Całość przeczytałam w jeden dzień. Każdą książkę o przeciętnej grubości pochłaniam w kilka godzin, bo zwykle, gdy już siadam, nie potrafię się oderwać, nawet jeśli lektura niekoniecznie mi podchodzi, to jednak wolę ją kończyć "za jednym zamachem". "Dręczyciel" na pewno jest pozycją, którą czyta się z przyjemnością, a przy tym niesie za sobą przesłanie. Prócz wszystkich wymienionych dotąd przeze mnie wątków, jest jeden ważny, który podkreśla pozycja narratorki. Młoda dziewczyna, która jest terroryzowana przez kolegów ze szkoły. To temat tabu w serialach, ale zwykle kończy się on dramatem. Tate z kolei jest postacią, która, jak to na jej wiek przypada, poszukuje i pragnienie akceptacji oraz zrozumienia, a przy tym znajduje w sobie pokłady siły, żeby sprostać przeciwnością losu. Ma w sobie tyle empatii, że prócz własnej niedoli, znajduje czas na myślenie o przyjaciółce i jej problemach, a także na próby zrozumienia swojego oprawcy, porównując go z chłopcem z lat dziecinnych.

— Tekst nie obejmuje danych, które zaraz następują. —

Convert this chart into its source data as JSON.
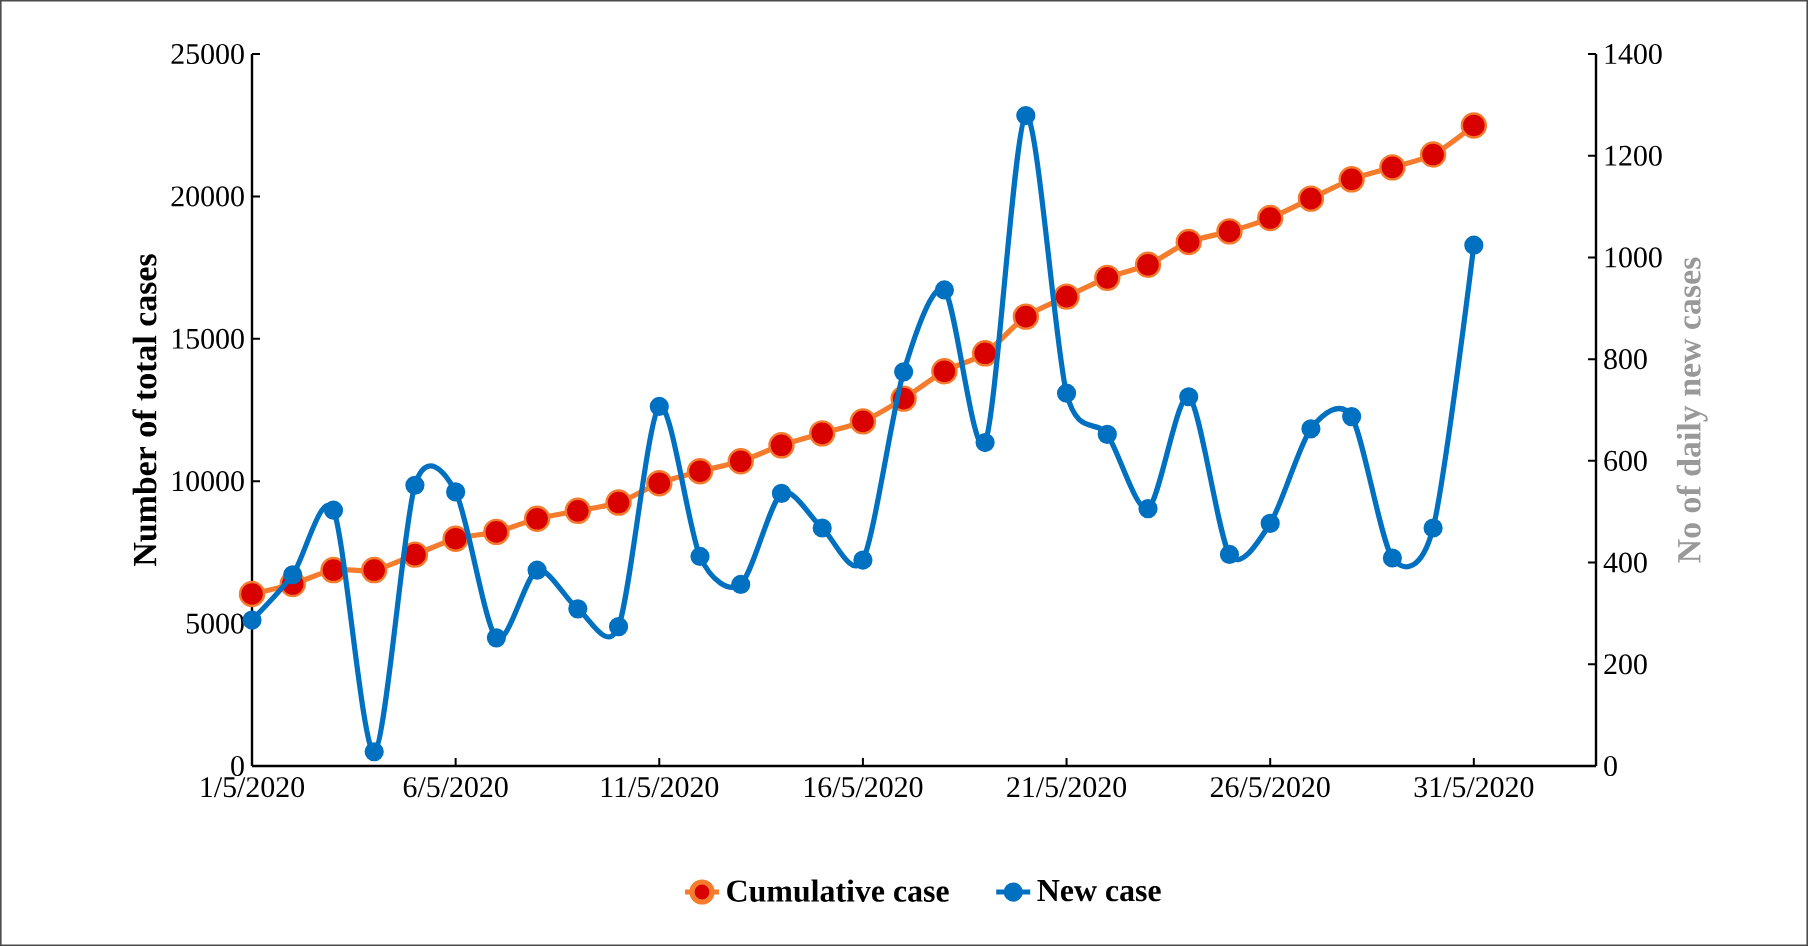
{
  "chart_data": {
    "type": "line",
    "ylabel": "Number of total cases",
    "y2label": "No of daily new cases",
    "x": [
      "2020-05-01",
      "2020-05-02",
      "2020-05-03",
      "2020-05-04",
      "2020-05-05",
      "2020-05-06",
      "2020-05-07",
      "2020-05-08",
      "2020-05-09",
      "2020-05-10",
      "2020-05-11",
      "2020-05-12",
      "2020-05-13",
      "2020-05-14",
      "2020-05-15",
      "2020-05-16",
      "2020-05-17",
      "2020-05-18",
      "2020-05-19",
      "2020-05-20",
      "2020-05-21",
      "2020-05-22",
      "2020-05-23",
      "2020-05-24",
      "2020-05-25",
      "2020-05-26",
      "2020-05-27",
      "2020-05-28",
      "2020-05-29",
      "2020-05-30",
      "2020-05-31"
    ],
    "xlim": [
      "2020-05-01",
      "2020-06-03"
    ],
    "xticks": [
      {
        "value": "2020-05-01",
        "label": "1/5/2020"
      },
      {
        "value": "2020-05-06",
        "label": "6/5/2020"
      },
      {
        "value": "2020-05-11",
        "label": "11/5/2020"
      },
      {
        "value": "2020-05-16",
        "label": "16/5/2020"
      },
      {
        "value": "2020-05-21",
        "label": "21/5/2020"
      },
      {
        "value": "2020-05-26",
        "label": "26/5/2020"
      },
      {
        "value": "2020-05-31",
        "label": "31/5/2020"
      }
    ],
    "ylim": [
      0,
      25000
    ],
    "yticks": [
      0,
      5000,
      10000,
      15000,
      20000,
      25000
    ],
    "y2lim": [
      0,
      1400
    ],
    "y2ticks": [
      0,
      200,
      400,
      600,
      800,
      1000,
      1200,
      1400
    ],
    "marker": "circle",
    "legend": "bottom",
    "series": [
      {
        "name": "Cumulative case",
        "color": "#f47c2c",
        "values": [
          6040,
          6390,
          6880,
          6880,
          7420,
          7980,
          8220,
          8680,
          8960,
          9250,
          9930,
          10350,
          10700,
          11260,
          11680,
          12100,
          12900,
          13860,
          14490,
          15780,
          16480,
          17140,
          17600,
          18400,
          18770,
          19240,
          19920,
          20600,
          21020,
          21470,
          22490
        ]
      },
      {
        "name": "New case",
        "color": "#0070c0",
        "axis": "y2",
        "values": [
          287,
          376,
          503,
          28,
          552,
          539,
          252,
          385,
          309,
          274,
          707,
          412,
          357,
          536,
          468,
          405,
          775,
          936,
          636,
          1279,
          733,
          652,
          506,
          726,
          416,
          477,
          663,
          687,
          409,
          468,
          1024
        ]
      }
    ]
  }
}
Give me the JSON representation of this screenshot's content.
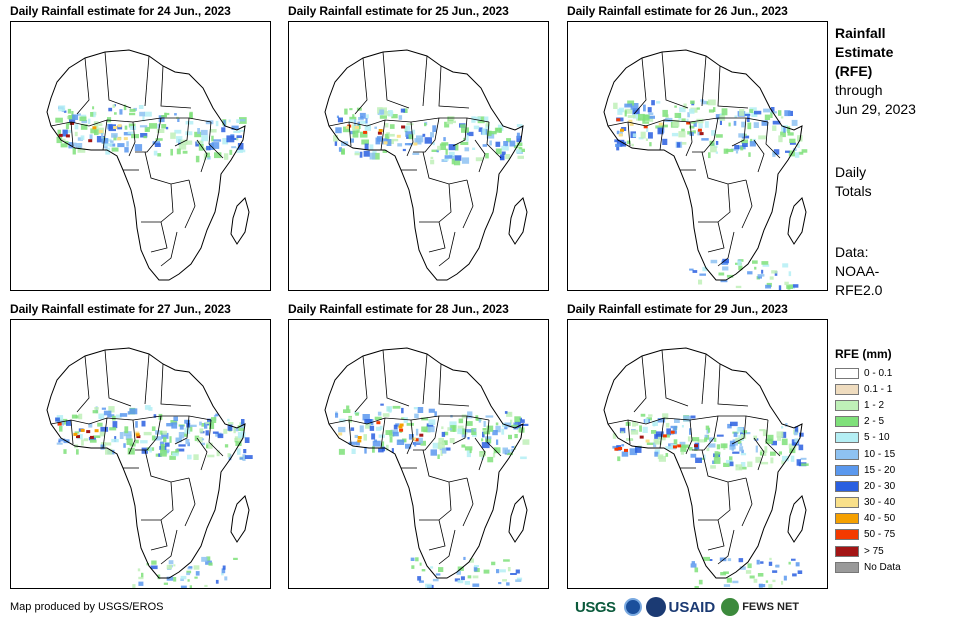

Książkę polecam wszystkim, którzy lubią emocje. Wściekłość, smutek, współczucie oraz ból i wzruszenie przeplatają się z humorem i wznoszą nas na wyżyny refleksji. Będziecie się zastanawiać, śmiać, rumienić i płakać, a przy tym być mile zaskoczeni kreacją bohaterów, którzy na pewno są tego warci. Ich historia elektryzuje i budzi podziw... oczywiście odpowiedni do ich wieku, bo wciąż mamy do czynienia z książką młodzieżową. Dla niektórych zakończenie może się wydawać naciągane, ale dla mnie było wystarczające samo w sobie, dlatego, że żadne z nas nie jest w stanie się postawić w sytuacji, która przydarzyła się Jaredowi i Tate, więc możemy sobie tylko wyobrażać, jak ich mechanizmy obronne walczyły w tej wojnie. 

Nie jest to najlepsza książka, jaką czytałam, ale taka, którą chcę zapamiętać, więc szczerze zachęcam Was do lektury!

"Każdego dnia będziesz mieć tego coraz większą świadomość. A kiedy przestaniesz w to wątpić, będzie to oznaczać, że zasłużyłem na twoje zaufanie."

Za egzemplarz dziękuję wydawnictwu Editio Red.